Laudulora cenotaxa : “The Banquet Stem” or “Crowngift”

🔬 Scientific Name: Laudulora cenotaxa
🍽️ Common Name: “The Banquet Stem” or “Crowngift”

🌱 Classification:
• Kingdom: Plantae
• Order: Ranunculales
• Family: Cenotaphaceae
• Genus: Laudulora
• Species: cenotaxa

🧬 Morphology:
• Central Stem Cluster: Five intertwined vascular bone-stalks rise from a fused ossic vase-root. Each stem is inscribed with ceremonial names encoded in spiraled commendation glyphs.
• Bloom Assemblage: Composed of concentric ring-blooms — bone-petaled florets, crownlike ossicles, and marrow-sheathed filaments. Each bloom aligns symbolically with anatomical virtue: clavicle (offering), sternum (truth), humerus (service), ilium (foundation), patella (movement).
• Collar Garland: A wide radial fan of translucent glyph-bracts at the base, mimicking lace or frill, etched with inverted names in negative relief.

🦴 Osteofusion:
• Grown in ossified presentation vessels — shallow boneware bowls carved from shoulder-blade or fused jaw.
• Fuses briefly to stone or wood banquet tables during presentation, locking the bouquet into mnemonic stillness.
• Once the commendation is spoken aloud, the root disengages and leaves a petroglyph bloom-shadow on the surface.

🧠 Traits:
• Name Engraving: Each bloom component encodes one name, title, or offering.

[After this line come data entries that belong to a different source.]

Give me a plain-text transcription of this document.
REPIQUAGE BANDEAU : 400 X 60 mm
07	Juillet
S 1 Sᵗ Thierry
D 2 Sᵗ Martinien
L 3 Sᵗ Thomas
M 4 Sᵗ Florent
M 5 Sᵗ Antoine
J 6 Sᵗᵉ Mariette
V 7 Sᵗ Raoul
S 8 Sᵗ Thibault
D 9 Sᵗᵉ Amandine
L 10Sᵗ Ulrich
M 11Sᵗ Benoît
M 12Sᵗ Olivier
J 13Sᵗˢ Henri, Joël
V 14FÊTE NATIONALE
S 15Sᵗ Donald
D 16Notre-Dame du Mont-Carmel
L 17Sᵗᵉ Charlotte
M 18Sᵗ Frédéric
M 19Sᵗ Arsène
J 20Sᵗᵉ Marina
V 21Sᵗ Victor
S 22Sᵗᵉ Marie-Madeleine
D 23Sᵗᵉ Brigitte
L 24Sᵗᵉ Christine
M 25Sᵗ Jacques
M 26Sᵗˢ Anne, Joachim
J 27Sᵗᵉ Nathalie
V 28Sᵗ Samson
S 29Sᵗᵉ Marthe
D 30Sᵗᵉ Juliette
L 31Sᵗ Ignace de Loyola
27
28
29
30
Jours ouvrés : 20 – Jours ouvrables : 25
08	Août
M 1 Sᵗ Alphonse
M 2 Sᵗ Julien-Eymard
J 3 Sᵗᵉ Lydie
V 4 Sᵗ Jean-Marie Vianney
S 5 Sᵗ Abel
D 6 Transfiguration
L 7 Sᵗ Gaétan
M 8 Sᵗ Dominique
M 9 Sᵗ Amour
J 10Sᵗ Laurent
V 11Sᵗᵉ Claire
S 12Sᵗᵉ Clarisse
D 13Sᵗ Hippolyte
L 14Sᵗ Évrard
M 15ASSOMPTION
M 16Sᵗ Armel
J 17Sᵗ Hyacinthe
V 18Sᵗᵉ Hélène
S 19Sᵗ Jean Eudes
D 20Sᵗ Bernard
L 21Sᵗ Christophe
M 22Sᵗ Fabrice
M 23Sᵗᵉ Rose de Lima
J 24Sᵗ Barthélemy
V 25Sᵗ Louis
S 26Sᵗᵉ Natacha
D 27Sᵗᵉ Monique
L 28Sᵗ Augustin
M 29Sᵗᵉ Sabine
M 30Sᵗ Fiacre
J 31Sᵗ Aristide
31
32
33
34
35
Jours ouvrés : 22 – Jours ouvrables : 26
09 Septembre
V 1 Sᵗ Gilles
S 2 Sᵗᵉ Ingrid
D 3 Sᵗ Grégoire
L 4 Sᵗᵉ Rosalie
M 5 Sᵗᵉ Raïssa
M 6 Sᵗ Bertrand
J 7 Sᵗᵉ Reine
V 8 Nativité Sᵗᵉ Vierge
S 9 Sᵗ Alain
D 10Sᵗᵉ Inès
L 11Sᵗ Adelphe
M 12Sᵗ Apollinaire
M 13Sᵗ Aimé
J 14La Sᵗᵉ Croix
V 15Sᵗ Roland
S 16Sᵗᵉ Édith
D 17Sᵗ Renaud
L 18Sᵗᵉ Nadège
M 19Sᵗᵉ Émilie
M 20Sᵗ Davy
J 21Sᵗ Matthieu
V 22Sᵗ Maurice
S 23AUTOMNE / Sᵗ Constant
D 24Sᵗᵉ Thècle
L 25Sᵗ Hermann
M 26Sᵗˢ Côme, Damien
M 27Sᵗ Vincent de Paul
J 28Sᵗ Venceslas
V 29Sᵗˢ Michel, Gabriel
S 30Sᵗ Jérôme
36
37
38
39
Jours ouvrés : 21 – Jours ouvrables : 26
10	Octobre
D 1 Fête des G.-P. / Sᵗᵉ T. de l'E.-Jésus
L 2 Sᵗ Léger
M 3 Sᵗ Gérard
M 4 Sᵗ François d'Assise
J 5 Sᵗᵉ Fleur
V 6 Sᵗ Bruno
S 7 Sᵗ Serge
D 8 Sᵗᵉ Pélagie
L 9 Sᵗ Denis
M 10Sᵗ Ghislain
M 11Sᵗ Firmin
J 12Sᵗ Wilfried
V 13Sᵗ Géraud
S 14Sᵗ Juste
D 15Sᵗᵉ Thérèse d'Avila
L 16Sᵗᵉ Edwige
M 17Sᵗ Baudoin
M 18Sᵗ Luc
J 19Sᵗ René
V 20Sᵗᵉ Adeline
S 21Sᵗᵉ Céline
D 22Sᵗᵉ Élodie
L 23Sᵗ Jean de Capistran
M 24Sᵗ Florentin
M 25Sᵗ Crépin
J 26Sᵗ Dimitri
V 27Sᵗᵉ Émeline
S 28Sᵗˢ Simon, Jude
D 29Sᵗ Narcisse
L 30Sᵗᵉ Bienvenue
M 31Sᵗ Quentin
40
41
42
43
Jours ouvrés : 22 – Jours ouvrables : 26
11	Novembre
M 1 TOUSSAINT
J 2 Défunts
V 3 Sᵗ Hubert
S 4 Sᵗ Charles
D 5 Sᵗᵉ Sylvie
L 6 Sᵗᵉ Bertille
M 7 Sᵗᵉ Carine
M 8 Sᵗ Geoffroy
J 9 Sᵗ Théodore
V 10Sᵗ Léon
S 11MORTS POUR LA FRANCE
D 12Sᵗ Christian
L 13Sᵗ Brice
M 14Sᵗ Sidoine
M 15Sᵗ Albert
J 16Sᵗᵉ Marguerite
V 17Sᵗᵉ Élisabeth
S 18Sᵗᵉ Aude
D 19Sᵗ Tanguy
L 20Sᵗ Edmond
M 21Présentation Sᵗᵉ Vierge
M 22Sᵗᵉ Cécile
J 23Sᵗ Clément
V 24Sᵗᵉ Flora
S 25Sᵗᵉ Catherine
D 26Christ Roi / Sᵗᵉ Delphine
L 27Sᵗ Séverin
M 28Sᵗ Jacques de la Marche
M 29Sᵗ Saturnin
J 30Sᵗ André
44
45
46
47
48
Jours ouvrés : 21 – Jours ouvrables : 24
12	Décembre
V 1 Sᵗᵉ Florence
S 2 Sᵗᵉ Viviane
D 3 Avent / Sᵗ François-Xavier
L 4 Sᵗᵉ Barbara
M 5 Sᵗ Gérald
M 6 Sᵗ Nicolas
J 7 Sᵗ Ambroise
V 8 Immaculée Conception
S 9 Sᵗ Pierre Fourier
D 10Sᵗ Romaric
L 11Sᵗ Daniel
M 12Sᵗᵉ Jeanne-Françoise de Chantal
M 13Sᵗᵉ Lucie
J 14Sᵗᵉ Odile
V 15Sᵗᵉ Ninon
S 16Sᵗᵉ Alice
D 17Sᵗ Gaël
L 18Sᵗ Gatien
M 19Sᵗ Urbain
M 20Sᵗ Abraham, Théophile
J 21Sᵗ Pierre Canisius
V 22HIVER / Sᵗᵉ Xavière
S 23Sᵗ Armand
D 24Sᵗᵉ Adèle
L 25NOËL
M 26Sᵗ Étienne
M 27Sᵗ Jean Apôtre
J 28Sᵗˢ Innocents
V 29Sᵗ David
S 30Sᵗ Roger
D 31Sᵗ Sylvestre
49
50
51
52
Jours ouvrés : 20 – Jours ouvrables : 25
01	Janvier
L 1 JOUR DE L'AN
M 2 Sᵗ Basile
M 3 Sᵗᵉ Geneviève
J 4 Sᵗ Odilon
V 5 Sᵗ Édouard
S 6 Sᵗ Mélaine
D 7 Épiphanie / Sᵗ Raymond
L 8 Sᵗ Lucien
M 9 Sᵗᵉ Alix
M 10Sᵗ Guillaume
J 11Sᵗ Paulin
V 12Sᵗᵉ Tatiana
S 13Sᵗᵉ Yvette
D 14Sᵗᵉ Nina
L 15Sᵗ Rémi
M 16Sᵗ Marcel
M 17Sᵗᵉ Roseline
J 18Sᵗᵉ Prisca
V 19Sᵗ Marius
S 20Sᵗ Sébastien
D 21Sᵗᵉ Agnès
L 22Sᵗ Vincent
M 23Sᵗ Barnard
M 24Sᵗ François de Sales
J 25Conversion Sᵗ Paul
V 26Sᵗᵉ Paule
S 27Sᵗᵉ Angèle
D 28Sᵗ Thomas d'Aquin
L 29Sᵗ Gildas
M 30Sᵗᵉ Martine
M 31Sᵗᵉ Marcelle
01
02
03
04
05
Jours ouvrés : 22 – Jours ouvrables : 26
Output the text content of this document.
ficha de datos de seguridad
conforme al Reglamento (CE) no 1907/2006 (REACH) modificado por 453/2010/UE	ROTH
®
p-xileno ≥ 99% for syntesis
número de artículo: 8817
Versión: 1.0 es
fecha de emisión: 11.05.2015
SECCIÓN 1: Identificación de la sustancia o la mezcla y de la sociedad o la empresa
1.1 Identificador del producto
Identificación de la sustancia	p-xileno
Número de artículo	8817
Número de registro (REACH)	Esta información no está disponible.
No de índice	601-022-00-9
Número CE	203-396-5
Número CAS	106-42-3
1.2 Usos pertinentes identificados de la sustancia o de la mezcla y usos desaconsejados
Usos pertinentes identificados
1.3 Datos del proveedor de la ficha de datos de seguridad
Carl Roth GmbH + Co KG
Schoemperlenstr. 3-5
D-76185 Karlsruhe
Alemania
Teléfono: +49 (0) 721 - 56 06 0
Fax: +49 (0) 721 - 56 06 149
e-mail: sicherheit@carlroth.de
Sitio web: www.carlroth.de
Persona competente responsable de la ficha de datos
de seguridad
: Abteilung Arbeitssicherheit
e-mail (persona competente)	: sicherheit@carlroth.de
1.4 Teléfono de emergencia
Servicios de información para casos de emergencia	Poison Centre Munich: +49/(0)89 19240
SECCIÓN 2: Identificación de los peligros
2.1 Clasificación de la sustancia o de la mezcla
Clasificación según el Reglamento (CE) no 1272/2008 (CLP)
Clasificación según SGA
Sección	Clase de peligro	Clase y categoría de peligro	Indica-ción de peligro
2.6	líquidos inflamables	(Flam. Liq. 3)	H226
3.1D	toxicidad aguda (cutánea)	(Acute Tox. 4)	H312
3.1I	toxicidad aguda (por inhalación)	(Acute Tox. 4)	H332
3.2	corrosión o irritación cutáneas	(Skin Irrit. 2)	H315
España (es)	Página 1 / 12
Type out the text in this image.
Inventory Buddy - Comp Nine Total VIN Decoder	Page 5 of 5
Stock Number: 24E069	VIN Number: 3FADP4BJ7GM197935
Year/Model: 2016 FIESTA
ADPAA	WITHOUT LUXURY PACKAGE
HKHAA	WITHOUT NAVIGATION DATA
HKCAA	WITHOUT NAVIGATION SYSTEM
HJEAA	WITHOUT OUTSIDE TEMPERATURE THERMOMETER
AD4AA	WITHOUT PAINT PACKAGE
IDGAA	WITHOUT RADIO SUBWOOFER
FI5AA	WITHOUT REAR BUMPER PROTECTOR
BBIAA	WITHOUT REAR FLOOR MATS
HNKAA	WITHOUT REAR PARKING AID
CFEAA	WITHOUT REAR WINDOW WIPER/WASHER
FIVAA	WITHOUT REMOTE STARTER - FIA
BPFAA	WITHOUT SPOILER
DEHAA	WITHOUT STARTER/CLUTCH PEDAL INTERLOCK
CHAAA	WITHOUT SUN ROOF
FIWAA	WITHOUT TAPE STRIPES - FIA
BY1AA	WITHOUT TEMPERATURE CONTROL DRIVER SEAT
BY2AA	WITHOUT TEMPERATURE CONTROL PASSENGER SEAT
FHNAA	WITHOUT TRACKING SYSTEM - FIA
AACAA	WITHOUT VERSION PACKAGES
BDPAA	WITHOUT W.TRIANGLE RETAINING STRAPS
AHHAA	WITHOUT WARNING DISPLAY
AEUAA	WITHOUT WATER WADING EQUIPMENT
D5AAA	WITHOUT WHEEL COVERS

Only those named may view their glyph clearly. Others see only lattice.
• Multi-Species Bloom: Accepts up to five separate mnemonic records and harmonizes them into a single crownbouquet.
• Scent: Emits low-level mnemonic vapour — thought-rose, ivory ash, and final breath on a plateau.

📍 Habitat:
• Reserved for ritual feasts, glyph investitures, post-mortem laureling, and ossuary accession banquets.
• Found at the center of high stone tables, ringed by seats never fully occupied.

⚠️ Risk Profile:
• [G7-E] – Stable bloom. May cause unwanted remembrance in unnamed guests.
• Safe to handle post-silencing. Not edible.

📝 Notes:
• “They placed the bouquet in silence. Everyone at the table wept — but only the named.”
• “Each flower held a story. Mine was folded into the third bloom.”
• “The banquet ended with a single name still unspoken. The bloom stayed rooted.”